By Sam Prickett
The Gus Mayer brand is no stranger to tumult.
Founded in New Orleans in 1900, the department store at one point operated 20 stores throughout the Southeast and Midwest. Its Birmingham store opened nearly a century ago, in 1922, moving several times — from 5th Avenue North to Highland Avenue to Brookwood Village.
But a retail downturn in the 1970s led to the once-national company selling off its stores individually. Its current owners, the Pizitz family, bought the Birmingham location in 1975 and later purchased the Nashville store in 1990.
The two Pizitz-owned stores are the only Gus Mayer locations still open. The Birmingham store moved to a 16,000-square-foot location at the Summit in 2011, which marked a further evolution for the Gus Mayer brand.
“The store at the Summit is comprised of a large women’s area, shoes, jewelry, cosmetic and furs,” said Jeff Pizitz, president of the Pizitz Management Group. “We’ve had to change our mix. We’ve done so very efficiently to keep up with the times. We’ve lowered our price point a little bit. We still consider ourselves a very contemporary high-end specialty store, but we sell a lot more trendy clothes, a lot more shoes — much more fashionable than we used to be.”
One of the store’s biggest challenges came last year with the COVID-19 pandemic.
“Obviously, COVID in 2020 was a major event for all retailers,” Pizitz said. “It was even more so for a retailer like Gus Mayer because we cater to social events. We cater to weddings, parties, things like that. And almost everything we catered to was not happening anymore. People weren’t going out. People’s social life changed dramatically. Everything was curtailed.”
The store shut down for 2 1⁄2 months in 2020, during which time management and executive staff developed a reopening plan, pivoting the business to adapt to the new abnormal.
“We canceled a lot of orders in our special occasion departments,” Pizitz said. “We beefed up orders in contemporary (apparel). We added an athleisure department. We built that up very quickly because that’s what people were wearing — comfortable, casual clothes.”
When the store reopened, they found that customers had “some pent-up demand,” but business still wasn’t terrific. Store hours had to be shortened and a few staff members were furloughed.
The only area of growth last year, said Gus Mayer President Chuck Mallett, was in the store’s accessory department.
“I wouldn’t say we had a phenomenal 2020 in just about anything, but we had a phenomenal 2020 in our accessory business, because of the masks,” he said. “We had designer masks that were $50 apiece that we sold thousands of pieces of, and that drove a lot of the accessory business last year.”
Now, more than a year into the pandemic, business is finally starting to increase.
“As time has gone on, especially in the last month or so as vaccines have become more prevalent, we’ve seen a real, real surge in business,” Pizitz said. “People are starting to go out, starting to travel. Our buyers are traveling extensively to market, and we’re trying to merchandise our store to the customer’s needs.
“Being a smaller store as we are, we can really pivot very quickly, and in the past month or so people’s attitudes and everything have changed. People are starting to get back for social occasions. People are wanting to get cosmetics and makeup. They’re going out, they want to look good, and we’ve beefed up all those areas.”
Casual Dresses, Bright Colors Pushing the Trends
Mallett said the store has seen a “real resurgence” in sales of casual dresses. “People have been wearing their yoga clothes and that kind of thing for the past 12 to 18 months, and they seem to want to put on dresses,” he said. “I would say the look of the season is the casual dress and the fashion sneaker, so kind of a sneaker-dress look.”
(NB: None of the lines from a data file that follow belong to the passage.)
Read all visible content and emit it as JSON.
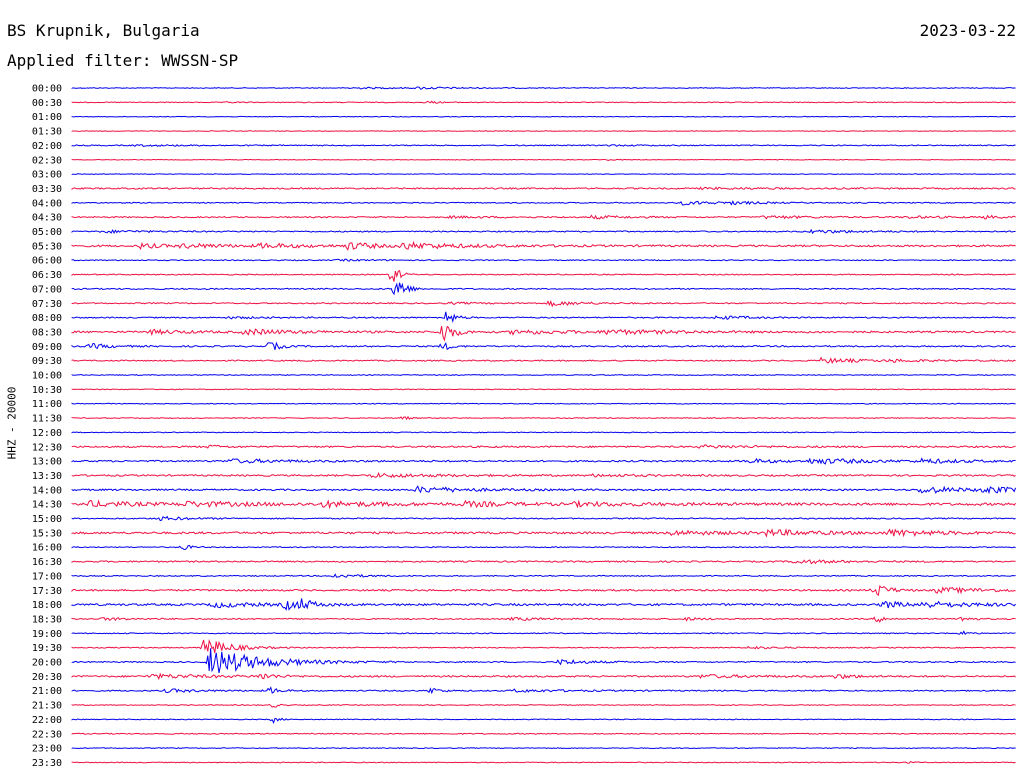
{
  "header": {
    "station_title": "BS Krupnik, Bulgaria",
    "date": "2023-03-22",
    "filter_label": "Applied filter: WWSSN-SP",
    "channel_label": "HHZ - 20000"
  },
  "colors": {
    "trace_a": "#0000ee",
    "trace_b": "#ee1144",
    "background": "#ffffff",
    "text": "#000000"
  },
  "chart_data": {
    "type": "helicorder",
    "title": "BS Krupnik, Bulgaria",
    "subtitle": "Applied filter: WWSSN-SP",
    "ylabel": "HHZ - 20000",
    "date": "2023-03-22",
    "row_duration_minutes": 30,
    "x_range_minutes": [
      0,
      30
    ],
    "rows": [
      {
        "time": "00:00",
        "noise": 0.4,
        "events": [
          [
            8.8,
            2.5,
            0.7
          ],
          [
            11.0,
            1.8,
            0.9
          ]
        ]
      },
      {
        "time": "00:30",
        "noise": 0.4,
        "events": [
          [
            11.3,
            0.6,
            1.2
          ],
          [
            5.0,
            0.4,
            0.8
          ]
        ]
      },
      {
        "time": "01:00",
        "noise": 0.3,
        "events": []
      },
      {
        "time": "01:30",
        "noise": 0.3,
        "events": []
      },
      {
        "time": "02:00",
        "noise": 0.5,
        "events": [
          [
            2.0,
            3.0,
            0.6
          ],
          [
            17.0,
            2.0,
            0.5
          ]
        ]
      },
      {
        "time": "02:30",
        "noise": 0.3,
        "events": [
          [
            17.0,
            0.6,
            0.6
          ]
        ]
      },
      {
        "time": "03:00",
        "noise": 0.3,
        "events": []
      },
      {
        "time": "03:30",
        "noise": 0.7,
        "events": [
          [
            20.0,
            4.0,
            0.6
          ]
        ]
      },
      {
        "time": "04:00",
        "noise": 0.5,
        "events": [
          [
            19.3,
            2.5,
            1.8
          ],
          [
            21.0,
            1.2,
            1.0
          ]
        ]
      },
      {
        "time": "04:30",
        "noise": 0.6,
        "events": [
          [
            12.0,
            2.5,
            0.8
          ],
          [
            16.5,
            2.0,
            1.4
          ],
          [
            22.0,
            2.5,
            1.4
          ],
          [
            26.5,
            2.0,
            1.0
          ],
          [
            29.0,
            1.0,
            1.4
          ]
        ]
      },
      {
        "time": "05:00",
        "noise": 0.6,
        "events": [
          [
            1.0,
            2.0,
            1.2
          ],
          [
            23.5,
            2.5,
            1.5
          ]
        ]
      },
      {
        "time": "05:30",
        "noise": 0.9,
        "events": [
          [
            2.2,
            1.0,
            2.5
          ],
          [
            3.5,
            3.0,
            1.8
          ],
          [
            6.0,
            2.5,
            1.8
          ],
          [
            8.8,
            1.2,
            3.5
          ],
          [
            10.5,
            3.5,
            2.8
          ]
        ]
      },
      {
        "time": "06:00",
        "noise": 0.5,
        "events": [
          [
            8.5,
            2.0,
            0.7
          ]
        ]
      },
      {
        "time": "06:30",
        "noise": 0.5,
        "events": [
          [
            10.2,
            0.3,
            12.0
          ]
        ]
      },
      {
        "time": "07:00",
        "noise": 0.6,
        "events": [
          [
            10.3,
            0.4,
            16.0
          ]
        ]
      },
      {
        "time": "07:30",
        "noise": 0.6,
        "events": [
          [
            15.2,
            1.5,
            2.5
          ],
          [
            12.0,
            1.5,
            0.8
          ]
        ]
      },
      {
        "time": "08:00",
        "noise": 0.6,
        "events": [
          [
            11.9,
            0.4,
            8.0
          ],
          [
            20.5,
            1.5,
            1.8
          ],
          [
            5.0,
            2.0,
            0.8
          ]
        ]
      },
      {
        "time": "08:30",
        "noise": 0.9,
        "events": [
          [
            2.5,
            2.0,
            1.8
          ],
          [
            5.5,
            2.5,
            2.5
          ],
          [
            11.8,
            0.5,
            12.0
          ],
          [
            14.0,
            3.0,
            2.0
          ],
          [
            17.0,
            3.5,
            1.8
          ]
        ]
      },
      {
        "time": "09:00",
        "noise": 0.7,
        "events": [
          [
            0.6,
            1.0,
            2.5
          ],
          [
            6.3,
            0.5,
            5.0
          ],
          [
            11.8,
            0.4,
            4.0
          ]
        ]
      },
      {
        "time": "09:30",
        "noise": 0.6,
        "events": [
          [
            23.8,
            2.0,
            2.5
          ],
          [
            26.0,
            2.0,
            1.0
          ]
        ]
      },
      {
        "time": "10:00",
        "noise": 0.4,
        "events": []
      },
      {
        "time": "10:30",
        "noise": 0.4,
        "events": []
      },
      {
        "time": "11:00",
        "noise": 0.4,
        "events": []
      },
      {
        "time": "11:30",
        "noise": 0.4,
        "events": [
          [
            10.5,
            0.3,
            2.5
          ]
        ]
      },
      {
        "time": "12:00",
        "noise": 0.4,
        "events": []
      },
      {
        "time": "12:30",
        "noise": 0.8,
        "events": [
          [
            4.4,
            0.6,
            1.5
          ],
          [
            20.0,
            3.0,
            1.2
          ]
        ]
      },
      {
        "time": "13:00",
        "noise": 0.8,
        "events": [
          [
            5.0,
            3.0,
            1.8
          ],
          [
            21.5,
            1.5,
            2.0
          ],
          [
            23.5,
            3.0,
            2.5
          ],
          [
            27.0,
            2.0,
            1.8
          ]
        ]
      },
      {
        "time": "13:30",
        "noise": 0.8,
        "events": [
          [
            9.5,
            3.5,
            1.8
          ],
          [
            16.5,
            2.5,
            1.0
          ]
        ]
      },
      {
        "time": "14:00",
        "noise": 0.8,
        "events": [
          [
            11.0,
            2.5,
            3.0
          ],
          [
            27.0,
            2.0,
            3.5
          ],
          [
            29.0,
            1.5,
            3.0
          ]
        ]
      },
      {
        "time": "14:30",
        "noise": 1.2,
        "events": [
          [
            0.5,
            2.5,
            2.5
          ],
          [
            3.5,
            4.0,
            2.0
          ],
          [
            8.0,
            3.0,
            2.2
          ],
          [
            12.5,
            2.5,
            2.0
          ],
          [
            16.0,
            4.0,
            1.5
          ]
        ]
      },
      {
        "time": "15:00",
        "noise": 0.6,
        "events": [
          [
            2.8,
            1.5,
            1.8
          ]
        ]
      },
      {
        "time": "15:30",
        "noise": 1.0,
        "events": [
          [
            19.0,
            3.0,
            2.0
          ],
          [
            22.0,
            3.0,
            2.5
          ],
          [
            26.0,
            2.5,
            2.8
          ]
        ]
      },
      {
        "time": "16:00",
        "noise": 0.5,
        "events": [
          [
            3.5,
            0.4,
            3.0
          ]
        ]
      },
      {
        "time": "16:30",
        "noise": 0.7,
        "events": [
          [
            23.0,
            2.0,
            2.0
          ]
        ]
      },
      {
        "time": "17:00",
        "noise": 0.5,
        "events": [
          [
            8.3,
            1.5,
            2.0
          ]
        ]
      },
      {
        "time": "17:30",
        "noise": 0.8,
        "events": [
          [
            25.5,
            0.6,
            8.0
          ],
          [
            27.5,
            3.0,
            2.5
          ]
        ]
      },
      {
        "time": "18:00",
        "noise": 1.0,
        "events": [
          [
            4.5,
            2.0,
            2.5
          ],
          [
            6.8,
            0.8,
            4.5
          ],
          [
            7.3,
            0.6,
            4.0
          ],
          [
            25.8,
            1.0,
            3.5
          ],
          [
            27.0,
            3.0,
            2.5
          ]
        ]
      },
      {
        "time": "18:30",
        "noise": 0.6,
        "events": [
          [
            1.0,
            1.5,
            1.2
          ],
          [
            14.0,
            2.0,
            1.2
          ],
          [
            19.5,
            1.0,
            1.2
          ],
          [
            25.6,
            0.4,
            3.5
          ],
          [
            28.3,
            0.4,
            3.0
          ]
        ]
      },
      {
        "time": "19:00",
        "noise": 0.5,
        "events": [
          [
            28.3,
            0.3,
            2.5
          ]
        ]
      },
      {
        "time": "19:30",
        "noise": 0.5,
        "events": [
          [
            4.2,
            1.2,
            10.0
          ],
          [
            21.5,
            1.5,
            1.2
          ]
        ]
      },
      {
        "time": "20:00",
        "noise": 0.6,
        "events": [
          [
            4.4,
            2.5,
            14.0
          ],
          [
            15.5,
            1.5,
            2.5
          ]
        ]
      },
      {
        "time": "20:30",
        "noise": 0.8,
        "events": [
          [
            2.5,
            3.0,
            2.0
          ],
          [
            6.0,
            0.6,
            3.0
          ],
          [
            20.0,
            2.5,
            1.5
          ],
          [
            24.3,
            1.0,
            2.0
          ]
        ]
      },
      {
        "time": "21:00",
        "noise": 0.6,
        "events": [
          [
            3.0,
            2.0,
            1.5
          ],
          [
            6.3,
            0.5,
            3.0
          ],
          [
            11.4,
            0.5,
            3.0
          ],
          [
            14.0,
            3.0,
            1.2
          ]
        ]
      },
      {
        "time": "21:30",
        "noise": 0.4,
        "events": [
          [
            6.4,
            0.3,
            2.5
          ]
        ]
      },
      {
        "time": "22:00",
        "noise": 0.4,
        "events": [
          [
            6.4,
            0.3,
            3.0
          ]
        ]
      },
      {
        "time": "22:30",
        "noise": 0.5,
        "events": []
      },
      {
        "time": "23:00",
        "noise": 0.4,
        "events": []
      },
      {
        "time": "23:30",
        "noise": 0.4,
        "events": [
          [
            26.5,
            0.4,
            0.8
          ]
        ]
      }
    ]
  }
}
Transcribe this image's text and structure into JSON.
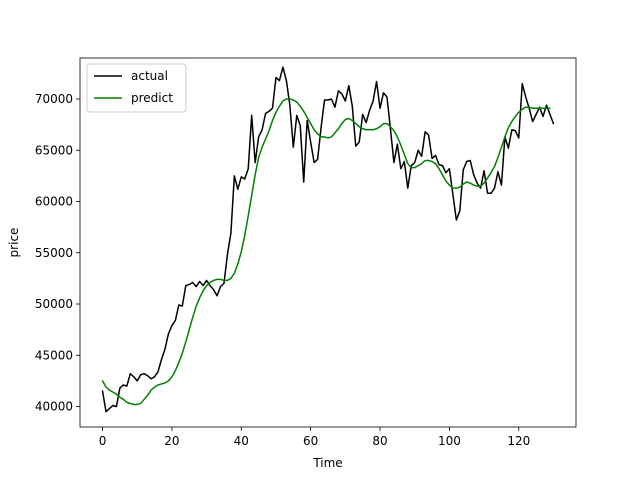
{
  "chart_data": {
    "type": "line",
    "title": "",
    "xlabel": "Time",
    "ylabel": "price",
    "xlim": [
      -6.5,
      136.5
    ],
    "ylim": [
      38000,
      74000
    ],
    "xticks": [
      0,
      20,
      40,
      60,
      80,
      100,
      120
    ],
    "yticks": [
      40000,
      45000,
      50000,
      55000,
      60000,
      65000,
      70000
    ],
    "grid": false,
    "legend_position": "top-left",
    "series": [
      {
        "name": "actual",
        "color": "#000000",
        "values": [
          41500,
          39500,
          39800,
          40100,
          40000,
          41800,
          42100,
          42000,
          43200,
          42900,
          42500,
          43100,
          43200,
          43000,
          42700,
          42900,
          43400,
          44600,
          45600,
          47100,
          47900,
          48400,
          49900,
          49800,
          51800,
          51900,
          52100,
          51700,
          52200,
          51800,
          52300,
          51800,
          51400,
          50800,
          51700,
          52000,
          54800,
          56900,
          62500,
          61200,
          62400,
          62200,
          63200,
          68400,
          63800,
          66300,
          67000,
          68600,
          68800,
          69100,
          72100,
          71800,
          73100,
          71800,
          69400,
          65300,
          68400,
          67400,
          61900,
          67900,
          65800,
          63800,
          64100,
          67200,
          69900,
          69900,
          70000,
          69200,
          70800,
          70500,
          69800,
          71300,
          69300,
          65400,
          65800,
          68500,
          67700,
          68900,
          69800,
          71700,
          69100,
          70600,
          70200,
          67100,
          63800,
          65600,
          63200,
          63900,
          61300,
          63500,
          63800,
          65000,
          64400,
          66800,
          66500,
          64200,
          64500,
          63600,
          63500,
          62800,
          63200,
          60700,
          58200,
          59100,
          63100,
          63900,
          64000,
          62600,
          61800,
          61300,
          63000,
          60800,
          60800,
          61300,
          62900,
          61600,
          66300,
          65200,
          67000,
          66900,
          66200,
          71500,
          70200,
          69100,
          67800,
          68500,
          69200,
          68300,
          69400,
          68500,
          67600
        ]
      },
      {
        "name": "predict",
        "color": "#008000",
        "values": [
          42500,
          41900,
          41600,
          41400,
          41200,
          40900,
          40700,
          40400,
          40300,
          40200,
          40200,
          40300,
          40700,
          41100,
          41600,
          41900,
          42100,
          42200,
          42300,
          42500,
          42900,
          43500,
          44300,
          45200,
          46300,
          47500,
          48700,
          49800,
          50600,
          51300,
          51800,
          52100,
          52300,
          52400,
          52400,
          52300,
          52300,
          52500,
          53000,
          53900,
          55100,
          56700,
          58600,
          60600,
          62600,
          64300,
          65300,
          66100,
          66900,
          67900,
          68700,
          69300,
          69800,
          70000,
          70000,
          69900,
          69700,
          69300,
          68800,
          68200,
          67600,
          67000,
          66600,
          66300,
          66300,
          66200,
          66300,
          66700,
          67100,
          67600,
          68000,
          68100,
          67900,
          67600,
          67300,
          67100,
          67000,
          67000,
          67000,
          67100,
          67300,
          67600,
          67600,
          67300,
          66900,
          66300,
          65500,
          64600,
          63700,
          63300,
          63300,
          63500,
          63700,
          64000,
          64000,
          63900,
          63700,
          63200,
          62600,
          62000,
          61600,
          61300,
          61300,
          61400,
          61700,
          61900,
          61800,
          61600,
          61500,
          61500,
          61800,
          62300,
          62800,
          63400,
          64300,
          65300,
          66300,
          67200,
          67800,
          68300,
          68700,
          69000,
          69200,
          69200,
          69100,
          69100,
          69100,
          69100,
          69100,
          69100
        ]
      }
    ]
  }
}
There’s also been a greater interest in “mood-lifting colors,” such as pink or coral, “that make you feel really good and better about yourself,” he said. “And feminine details like embroidery, floral prints, lace trims, that kind of thing is doing very good.”
In terms of “utility” apparel, he said, “leggings and tights are giving way to shorts” — both workout and dressier city shorts.
But store managers are still waiting to see what happens with Gus Mayer’s accessory business.
“We haven’t seen the ‘it’ accessory really evolve for this year yet,” Mallett said. “It’s not like there’s a great belt or great scarf or handbag that’s driving the business. Our designer handbag business, whether it’s Louis Vuitton or Chanel, those businesses continue to be very, very good.
“But outside of that, the accessory business has been challenged so far this year, mostly because people don’t need masks anymore and we’re up against big mask numbers from last year.”
Still, things appear to be on the upswing for the retailer. “We’ve increased our staff and increased our hours, and although challenges remain, we are still very, very optimistic about fall 2021,” Pizitz said.
“I think the strongest component of the business for us is just that we continued though all of the challenges that COVID presented,” Mallett said. “We have incredible salespeople who have incredible relationships with the customers, and that has paid huge dividends for us as we’ve gone through the challenges of COVID. … Customers are coming into the store not only because the trends are so great, but to support those associates they’ve built relationships with over the years.”